Non si può che essere seriamente preoccupati per il futuro della democrazia nel nostro Paese e per i segnali di un'inquietante deriva antidemocratica già in atto. E non si può che essere indignati al pensiero che il governo stia mettendo in fuorigioco valori costituzionali fondanti e diritti inviolabili della persona. Gravissimo ciò che sta avvenendo, mai successo in settant'anni di storia repubblicana. Partiamo dal prerequisito che la democrazia è un privilegio collettivo straordinario che non deve mai essere dato per acquisito per sempre. E che è, dunque, da difendere e da tutelare prima che diventi carta straccia.
Sotto attacco è, innanzitutto, il ruolo del Parlamento, motore e anima di ogni democrazia che si dica parlamentare. Non c'è bisogno di essere costituzionalisti per rendersi conto del pericolo di un Parlamento insignificante. Idea ben espressa in passato da Beppe Grillo e, più o meno esplicitamente, fatta propria dal Movimento Cinque Stelle. Per loro una piattaforma ben funzionante, a gestione privata, potrebbe, per molti aspetti, sostituirsi all'attività parlamentare. Pensavamo fossero solo affermazioni deliranti di un comico e, invece, prefiguravano ciò che è sotto gli occhi di tutti. Un Parlamento estromesso nelle sue prerogative costituzionali di controllo e di indirizzo politico, basti pensare che ieri non gli è stato neppure dato il potere di esprimere un voto dopo le dichiarazioni alle Camere del presidente Conte.
Davvero incredibile una gestione dell'emergenza a colpi di Dpcm, cioè di decreti del presidente del Consiglio dei ministri, nel più assoluto dispregio dell'osservanza dei principi basilari che impongono - per limitare i diritti fondamentali, come per esempio la libertà personale (art. 13 Cost.) - addirittura la riserva di legge assoluta.
Ovvio che la salute sia un bene fondamentale da tutelare. Ma la protezione di essa non può non essere coniugata con la piena garanzia di tutti gli altri diritti fondamentali della persona. Non esistono «gerarchie» di valori costituzionali, come ci ha insegnato la Corte costituzionale nella famosa sentenza n. 85/2013 sul caso Ilva di Taranto, proprio a propositi del conflitto tra diritto alla salute e diritto al lavoro. La tutela dei diritti deve essere «sistemica», diversamente si verificherebbe «l'illimitata espansione di uno dei diritti, che diverrebbe tiranno nei confronti delle altre situazioni giuridiche costituzionalmente riconosciute e protette».

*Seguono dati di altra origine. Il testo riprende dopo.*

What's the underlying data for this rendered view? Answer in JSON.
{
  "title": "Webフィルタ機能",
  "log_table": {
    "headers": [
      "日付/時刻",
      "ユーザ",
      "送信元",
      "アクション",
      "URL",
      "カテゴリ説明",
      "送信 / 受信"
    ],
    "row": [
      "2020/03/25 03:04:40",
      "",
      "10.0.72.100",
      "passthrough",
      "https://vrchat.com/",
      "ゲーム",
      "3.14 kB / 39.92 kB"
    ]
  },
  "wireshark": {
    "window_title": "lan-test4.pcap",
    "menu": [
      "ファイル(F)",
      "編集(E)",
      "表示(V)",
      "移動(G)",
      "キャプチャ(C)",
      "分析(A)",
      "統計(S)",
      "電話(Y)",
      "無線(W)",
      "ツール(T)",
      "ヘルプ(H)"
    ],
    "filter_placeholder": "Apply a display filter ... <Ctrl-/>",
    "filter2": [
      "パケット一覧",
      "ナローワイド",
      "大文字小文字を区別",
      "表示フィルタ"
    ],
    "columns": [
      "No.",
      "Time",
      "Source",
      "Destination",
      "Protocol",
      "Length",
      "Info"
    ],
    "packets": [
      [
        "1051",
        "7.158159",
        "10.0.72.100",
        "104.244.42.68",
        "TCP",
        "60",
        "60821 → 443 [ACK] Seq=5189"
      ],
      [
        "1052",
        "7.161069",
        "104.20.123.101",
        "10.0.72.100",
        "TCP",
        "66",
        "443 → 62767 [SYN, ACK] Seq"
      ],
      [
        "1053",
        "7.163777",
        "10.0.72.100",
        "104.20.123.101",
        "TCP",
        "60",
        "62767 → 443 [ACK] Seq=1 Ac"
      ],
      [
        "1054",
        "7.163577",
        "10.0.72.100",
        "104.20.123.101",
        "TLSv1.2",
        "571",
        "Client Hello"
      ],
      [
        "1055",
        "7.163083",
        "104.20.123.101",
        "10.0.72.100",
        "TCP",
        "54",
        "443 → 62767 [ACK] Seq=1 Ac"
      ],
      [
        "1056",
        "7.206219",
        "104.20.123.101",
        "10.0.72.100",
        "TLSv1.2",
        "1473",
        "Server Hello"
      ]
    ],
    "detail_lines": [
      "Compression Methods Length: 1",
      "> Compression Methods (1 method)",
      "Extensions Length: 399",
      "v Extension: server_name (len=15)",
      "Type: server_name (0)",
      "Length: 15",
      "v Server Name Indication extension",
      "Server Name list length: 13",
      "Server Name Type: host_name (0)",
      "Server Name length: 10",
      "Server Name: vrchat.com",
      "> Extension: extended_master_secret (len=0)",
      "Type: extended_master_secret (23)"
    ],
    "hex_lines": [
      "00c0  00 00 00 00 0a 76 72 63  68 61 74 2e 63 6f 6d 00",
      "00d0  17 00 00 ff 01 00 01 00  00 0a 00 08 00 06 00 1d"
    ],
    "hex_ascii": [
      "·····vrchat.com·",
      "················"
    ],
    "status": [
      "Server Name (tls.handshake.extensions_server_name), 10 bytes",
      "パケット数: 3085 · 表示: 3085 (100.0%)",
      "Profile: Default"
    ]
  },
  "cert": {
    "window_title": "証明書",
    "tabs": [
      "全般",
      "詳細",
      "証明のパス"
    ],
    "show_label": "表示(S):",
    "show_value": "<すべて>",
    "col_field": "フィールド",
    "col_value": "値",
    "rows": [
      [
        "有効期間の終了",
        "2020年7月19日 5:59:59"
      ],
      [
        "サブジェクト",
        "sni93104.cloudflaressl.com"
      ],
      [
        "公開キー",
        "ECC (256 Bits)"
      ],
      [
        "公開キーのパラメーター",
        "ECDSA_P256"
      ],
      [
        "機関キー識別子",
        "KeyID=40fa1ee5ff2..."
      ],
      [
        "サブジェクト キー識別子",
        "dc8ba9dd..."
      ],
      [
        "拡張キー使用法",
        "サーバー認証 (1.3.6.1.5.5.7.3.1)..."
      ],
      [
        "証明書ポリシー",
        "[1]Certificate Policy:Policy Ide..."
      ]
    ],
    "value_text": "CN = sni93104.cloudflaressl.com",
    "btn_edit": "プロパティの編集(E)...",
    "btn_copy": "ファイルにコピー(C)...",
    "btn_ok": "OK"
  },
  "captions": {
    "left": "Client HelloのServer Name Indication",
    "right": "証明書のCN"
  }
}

Questa imprevista emergenza del virus ha slatentizzato un'inquietante e quanto mai pervasiva alterazione delle più elementari regole democratiche che abbiamo visto attuata nel ventennio fascista.
La vicenda dell'app governativa o, in alternativa, l'imposizione del braccialetto, per tracciare gli spostamenti delle persone, coniugati ai dati sensibilissimi della salute, ne è esempio eclatante.
Giganteschi i problemi che si aprono in punto di tutela della privacy. Nessuno ancora ha spiegato chi sarebbero i soggetti detentori dei dati, come i dati verrebbero acquisiti, chi dovrebbe conservarli, che uso se ne potrebbe fare, che durata di vita avrebbero, quali procedure per cancellarli e garantire il diritto all'oblio, chi garantirebbe della sicurezza dei software, e altro ancora.
Pericoloso che il modello governativo di riferimento per il contenimento del contagio sia assimilabile ai liberticidi sistemi asiatici, dove non si conosce la democrazia ma la sottomissione incondizionata da parte dei cittadini in un clima di paura. A eccezione di qualche isolata voce, non si sono sentite posizioni critiche a questa deriva illiberale. Dove sono finite tutte le «anime belle» della sinistra che animavano i talk show discettando di diritti inviolabili e non negoziabili? Da loro un silenzio-stampa.
Ma sarebbe,
altresì, preoccupante per il futuro della democrazia ammettere che anche gli italiani siano già pronti a svendere, senza repliche, a fronte di un'iniqua posizione governativa, libertà fondamentali così faticosamente conquistate.